Beim Aufnahmetest für das Zahnmedizin-Studium sollen motorische Fähigkeiten unter Beweis gestellt werden. Bewerber müssen dafür Draht zurechtbiegen.
Die mildere Beurteilung von weiblichen Bewerberinnen bei der Aufnahmeprüfung zum Medizinstudium ist endgültig vom Tisch. Wer sich künftig an einer der drei Medizin-Unis in Österreich bewirbt, wird einen einheitlichen Aufnahmetest absolvieren müssen. Auch bei der Auswertung der Ergebnisse gibt es keine Trennung nach Geschlechtern mehr.
Die Medizin-Uni Wien hatte im vergangenen Jahr die Tests der Frauen milder beurteilt, um die Frauenquote zu erhöhen. Denn Frauen schneiden bei den Aufnahmetests regelmäßig schlechter ab: An der Medizin-Uni Wien waren 2011 rund 56 Prozent der Testteilnehmer Frauen, der Anteil der zum Studium zugelassenen Frauen betrug aber nur 43,1 Prozent.
Die Verantwortlichen ernteten für die getrennte Auswertung aber viel Kritik, die ÖH sprach davon, dass weibliche Bewerberinnen als "Quotenfrauen" abgestempelt würden.
Ab Herbst 2013 gibt es nun ein vorläufiges standardisiertes und einheitliches Verfahren an den Medizin-Unis in Wien, Graz und Innsbruck. Das gaben die Vizerektoren der drei Unis am Dienstag bei einer Pressekonferenz bekannt. In die Entwicklung des Tests waren Lehrende aller Medizin-Uni-Standorte einbezogen. Die Tests finden an allen drei Unis am 5. Juli 2013 statt.
Von 1. bis 20. Februar 2013 läuft die Online-Anmeldung, mit der Einzahlung der Teilnahmegebühr von 97 Euro zwischen 27. Februar und 12. März wird die Anmeldung verbindlich. Registrieren lassen können sich Bewerber jeweils nur an einer der drei Unis.

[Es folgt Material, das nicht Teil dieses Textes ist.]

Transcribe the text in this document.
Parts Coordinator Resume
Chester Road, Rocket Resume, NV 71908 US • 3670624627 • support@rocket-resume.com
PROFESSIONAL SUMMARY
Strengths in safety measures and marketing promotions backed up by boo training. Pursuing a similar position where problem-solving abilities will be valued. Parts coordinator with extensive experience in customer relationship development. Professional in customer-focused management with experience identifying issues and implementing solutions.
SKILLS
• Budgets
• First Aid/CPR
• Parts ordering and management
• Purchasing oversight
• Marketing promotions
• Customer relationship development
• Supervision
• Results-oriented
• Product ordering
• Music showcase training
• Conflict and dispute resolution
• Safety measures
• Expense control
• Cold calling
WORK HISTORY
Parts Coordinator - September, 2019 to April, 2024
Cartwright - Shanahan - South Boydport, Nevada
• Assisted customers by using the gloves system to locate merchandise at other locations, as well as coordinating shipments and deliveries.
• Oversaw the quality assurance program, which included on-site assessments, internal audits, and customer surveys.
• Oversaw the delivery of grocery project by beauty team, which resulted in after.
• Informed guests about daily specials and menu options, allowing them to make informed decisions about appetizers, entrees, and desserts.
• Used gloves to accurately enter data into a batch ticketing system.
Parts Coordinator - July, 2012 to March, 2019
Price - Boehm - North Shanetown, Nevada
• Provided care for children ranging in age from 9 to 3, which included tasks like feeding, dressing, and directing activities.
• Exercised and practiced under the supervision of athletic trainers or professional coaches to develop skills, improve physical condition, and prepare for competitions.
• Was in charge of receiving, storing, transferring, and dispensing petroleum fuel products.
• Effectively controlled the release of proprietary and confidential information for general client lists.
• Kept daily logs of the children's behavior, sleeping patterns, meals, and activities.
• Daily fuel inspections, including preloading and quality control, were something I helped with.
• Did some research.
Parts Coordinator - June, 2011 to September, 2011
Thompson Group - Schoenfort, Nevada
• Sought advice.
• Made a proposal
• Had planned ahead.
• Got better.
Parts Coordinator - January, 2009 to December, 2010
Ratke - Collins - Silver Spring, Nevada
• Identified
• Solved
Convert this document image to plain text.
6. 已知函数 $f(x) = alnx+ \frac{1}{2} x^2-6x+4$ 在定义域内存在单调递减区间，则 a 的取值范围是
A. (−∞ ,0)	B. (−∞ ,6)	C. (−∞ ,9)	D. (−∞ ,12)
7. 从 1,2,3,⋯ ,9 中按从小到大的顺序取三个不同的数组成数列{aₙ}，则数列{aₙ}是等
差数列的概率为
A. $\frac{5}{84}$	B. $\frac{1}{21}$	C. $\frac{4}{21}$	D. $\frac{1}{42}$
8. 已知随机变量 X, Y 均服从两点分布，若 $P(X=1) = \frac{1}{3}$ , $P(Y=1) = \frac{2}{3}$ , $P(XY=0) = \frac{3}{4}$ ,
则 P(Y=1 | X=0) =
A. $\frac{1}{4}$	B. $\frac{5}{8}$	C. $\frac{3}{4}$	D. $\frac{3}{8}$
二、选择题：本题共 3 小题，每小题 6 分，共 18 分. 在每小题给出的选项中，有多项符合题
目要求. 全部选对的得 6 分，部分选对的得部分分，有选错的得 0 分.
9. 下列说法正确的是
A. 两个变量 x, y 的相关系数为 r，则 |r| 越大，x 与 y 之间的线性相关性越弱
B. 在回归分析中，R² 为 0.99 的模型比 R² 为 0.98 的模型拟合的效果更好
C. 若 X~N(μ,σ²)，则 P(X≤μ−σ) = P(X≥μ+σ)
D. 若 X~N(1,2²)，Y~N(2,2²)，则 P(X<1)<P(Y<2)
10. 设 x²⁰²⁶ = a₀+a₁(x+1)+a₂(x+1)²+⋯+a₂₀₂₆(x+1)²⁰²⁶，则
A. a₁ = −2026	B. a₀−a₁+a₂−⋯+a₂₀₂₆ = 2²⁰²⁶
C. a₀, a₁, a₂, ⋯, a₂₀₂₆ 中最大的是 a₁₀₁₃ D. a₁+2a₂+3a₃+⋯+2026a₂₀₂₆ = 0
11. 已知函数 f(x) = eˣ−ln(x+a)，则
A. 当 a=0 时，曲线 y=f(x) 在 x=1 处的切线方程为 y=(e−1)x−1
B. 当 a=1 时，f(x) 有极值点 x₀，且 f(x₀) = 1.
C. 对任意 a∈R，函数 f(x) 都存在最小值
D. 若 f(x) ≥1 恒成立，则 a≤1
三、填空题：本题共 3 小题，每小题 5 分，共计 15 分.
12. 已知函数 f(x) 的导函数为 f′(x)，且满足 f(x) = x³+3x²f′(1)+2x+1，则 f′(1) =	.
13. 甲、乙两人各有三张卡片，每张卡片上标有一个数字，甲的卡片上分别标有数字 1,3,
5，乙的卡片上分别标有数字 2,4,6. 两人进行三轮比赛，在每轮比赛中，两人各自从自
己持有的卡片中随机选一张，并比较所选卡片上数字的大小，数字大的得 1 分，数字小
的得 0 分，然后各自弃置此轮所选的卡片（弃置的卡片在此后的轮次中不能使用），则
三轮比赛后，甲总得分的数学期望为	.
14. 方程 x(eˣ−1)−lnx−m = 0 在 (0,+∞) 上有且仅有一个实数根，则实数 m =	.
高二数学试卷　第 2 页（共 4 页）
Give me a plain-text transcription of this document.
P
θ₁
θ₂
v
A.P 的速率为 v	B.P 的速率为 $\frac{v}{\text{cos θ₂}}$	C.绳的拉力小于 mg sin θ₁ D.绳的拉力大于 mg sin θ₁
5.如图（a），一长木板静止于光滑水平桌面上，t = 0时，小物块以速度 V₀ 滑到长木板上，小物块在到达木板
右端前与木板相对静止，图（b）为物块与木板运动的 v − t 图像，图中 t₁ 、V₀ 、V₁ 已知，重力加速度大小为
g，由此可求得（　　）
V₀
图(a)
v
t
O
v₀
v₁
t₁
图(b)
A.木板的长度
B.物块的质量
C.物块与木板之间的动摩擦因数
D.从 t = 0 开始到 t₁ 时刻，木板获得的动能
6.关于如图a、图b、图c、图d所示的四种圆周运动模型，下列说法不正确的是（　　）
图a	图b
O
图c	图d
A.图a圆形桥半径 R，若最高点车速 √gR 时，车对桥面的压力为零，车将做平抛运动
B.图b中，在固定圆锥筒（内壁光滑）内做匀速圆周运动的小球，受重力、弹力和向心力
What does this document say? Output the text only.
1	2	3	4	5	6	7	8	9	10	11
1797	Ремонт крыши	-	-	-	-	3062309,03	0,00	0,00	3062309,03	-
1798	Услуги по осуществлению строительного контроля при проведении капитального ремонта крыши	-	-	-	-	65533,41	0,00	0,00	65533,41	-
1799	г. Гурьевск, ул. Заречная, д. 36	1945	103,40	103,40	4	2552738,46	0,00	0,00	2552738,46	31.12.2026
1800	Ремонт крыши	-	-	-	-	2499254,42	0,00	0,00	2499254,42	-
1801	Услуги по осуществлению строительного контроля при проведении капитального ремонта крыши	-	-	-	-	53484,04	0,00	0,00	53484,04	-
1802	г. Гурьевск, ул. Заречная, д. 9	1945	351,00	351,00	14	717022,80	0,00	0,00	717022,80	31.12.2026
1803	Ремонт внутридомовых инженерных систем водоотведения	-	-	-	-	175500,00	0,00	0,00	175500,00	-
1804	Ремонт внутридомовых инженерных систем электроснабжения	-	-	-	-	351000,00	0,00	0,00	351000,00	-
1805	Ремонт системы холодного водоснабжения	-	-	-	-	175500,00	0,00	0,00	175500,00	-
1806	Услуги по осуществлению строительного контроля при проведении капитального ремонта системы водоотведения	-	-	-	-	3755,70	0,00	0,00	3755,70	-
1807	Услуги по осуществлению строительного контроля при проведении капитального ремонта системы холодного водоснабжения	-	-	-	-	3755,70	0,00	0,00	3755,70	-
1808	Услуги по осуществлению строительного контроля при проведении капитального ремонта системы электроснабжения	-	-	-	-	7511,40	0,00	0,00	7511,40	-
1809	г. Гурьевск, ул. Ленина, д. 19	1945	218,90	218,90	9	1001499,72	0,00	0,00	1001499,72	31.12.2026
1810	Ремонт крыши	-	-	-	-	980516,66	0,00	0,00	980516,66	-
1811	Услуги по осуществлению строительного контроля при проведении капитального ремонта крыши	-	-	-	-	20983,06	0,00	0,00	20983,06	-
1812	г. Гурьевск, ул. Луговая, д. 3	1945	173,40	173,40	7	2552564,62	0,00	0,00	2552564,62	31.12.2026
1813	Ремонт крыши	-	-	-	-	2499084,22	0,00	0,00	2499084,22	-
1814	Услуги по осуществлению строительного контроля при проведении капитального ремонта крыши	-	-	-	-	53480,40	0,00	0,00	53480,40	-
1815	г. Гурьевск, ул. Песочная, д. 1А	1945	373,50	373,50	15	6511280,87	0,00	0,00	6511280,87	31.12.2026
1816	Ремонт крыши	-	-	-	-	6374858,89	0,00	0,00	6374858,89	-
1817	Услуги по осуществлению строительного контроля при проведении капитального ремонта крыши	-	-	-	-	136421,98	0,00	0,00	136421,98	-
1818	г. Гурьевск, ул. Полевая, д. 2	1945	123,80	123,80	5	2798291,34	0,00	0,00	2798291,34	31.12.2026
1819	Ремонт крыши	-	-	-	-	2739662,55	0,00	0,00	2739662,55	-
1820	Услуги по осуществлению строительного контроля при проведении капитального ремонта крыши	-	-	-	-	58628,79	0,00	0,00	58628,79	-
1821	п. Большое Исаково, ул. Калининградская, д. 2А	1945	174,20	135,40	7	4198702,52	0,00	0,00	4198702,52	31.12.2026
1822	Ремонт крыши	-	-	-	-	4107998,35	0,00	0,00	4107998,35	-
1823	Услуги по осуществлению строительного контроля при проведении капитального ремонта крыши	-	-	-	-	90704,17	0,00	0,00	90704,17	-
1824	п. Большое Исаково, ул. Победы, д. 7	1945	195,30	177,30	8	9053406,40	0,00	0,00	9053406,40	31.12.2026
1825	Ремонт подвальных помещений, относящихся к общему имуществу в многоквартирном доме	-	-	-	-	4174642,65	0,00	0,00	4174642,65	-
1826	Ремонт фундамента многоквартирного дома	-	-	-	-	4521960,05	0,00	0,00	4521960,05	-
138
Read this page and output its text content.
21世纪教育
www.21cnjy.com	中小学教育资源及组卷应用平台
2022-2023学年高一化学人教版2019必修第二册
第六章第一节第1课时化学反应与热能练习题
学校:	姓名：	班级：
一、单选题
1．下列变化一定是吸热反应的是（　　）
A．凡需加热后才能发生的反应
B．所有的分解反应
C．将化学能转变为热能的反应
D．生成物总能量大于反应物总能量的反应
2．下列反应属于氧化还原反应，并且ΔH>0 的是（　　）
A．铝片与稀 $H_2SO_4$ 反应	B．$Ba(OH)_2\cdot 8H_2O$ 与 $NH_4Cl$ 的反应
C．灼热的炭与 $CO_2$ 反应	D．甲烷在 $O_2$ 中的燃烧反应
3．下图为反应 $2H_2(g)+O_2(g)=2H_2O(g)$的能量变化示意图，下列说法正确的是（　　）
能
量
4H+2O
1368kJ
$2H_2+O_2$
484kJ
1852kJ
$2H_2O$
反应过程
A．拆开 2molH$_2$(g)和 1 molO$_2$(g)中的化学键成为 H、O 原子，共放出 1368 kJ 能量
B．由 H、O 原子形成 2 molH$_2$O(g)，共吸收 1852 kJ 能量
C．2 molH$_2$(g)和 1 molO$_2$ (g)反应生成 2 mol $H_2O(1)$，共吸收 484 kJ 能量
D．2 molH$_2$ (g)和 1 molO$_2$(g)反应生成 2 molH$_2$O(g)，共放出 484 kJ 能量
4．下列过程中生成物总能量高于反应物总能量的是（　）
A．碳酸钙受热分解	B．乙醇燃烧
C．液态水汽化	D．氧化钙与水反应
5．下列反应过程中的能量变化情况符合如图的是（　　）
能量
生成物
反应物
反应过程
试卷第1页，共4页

Wie bisher gehen 75 Prozent der 1.500 Medizin-Studienplätze an Bewerber mit österreichischem Maturazeugnis, 20 Prozent an Bewerber aus der EU und fünf Prozent an Personen aus Drittstaaten. Die EU-Kommission verlängert die Medizin-Quotenregelung bis 2016, wurde am Dienstag bekanntgegeben.
Das künftige Aufnahmeverfahren umfasst sowohl Tests auf kognitive Fähigkeiten als auch Fragen aus Biologie, Chemie, Physik und Mathematik auf Maturaniveau. Die kognitiven Fähigkeiten werden etwa durch Zahlenfolgentests, Langzeitgedächtnis-Tests, Textrechnungen und Figurenzusammensetz-Tests abgefragt.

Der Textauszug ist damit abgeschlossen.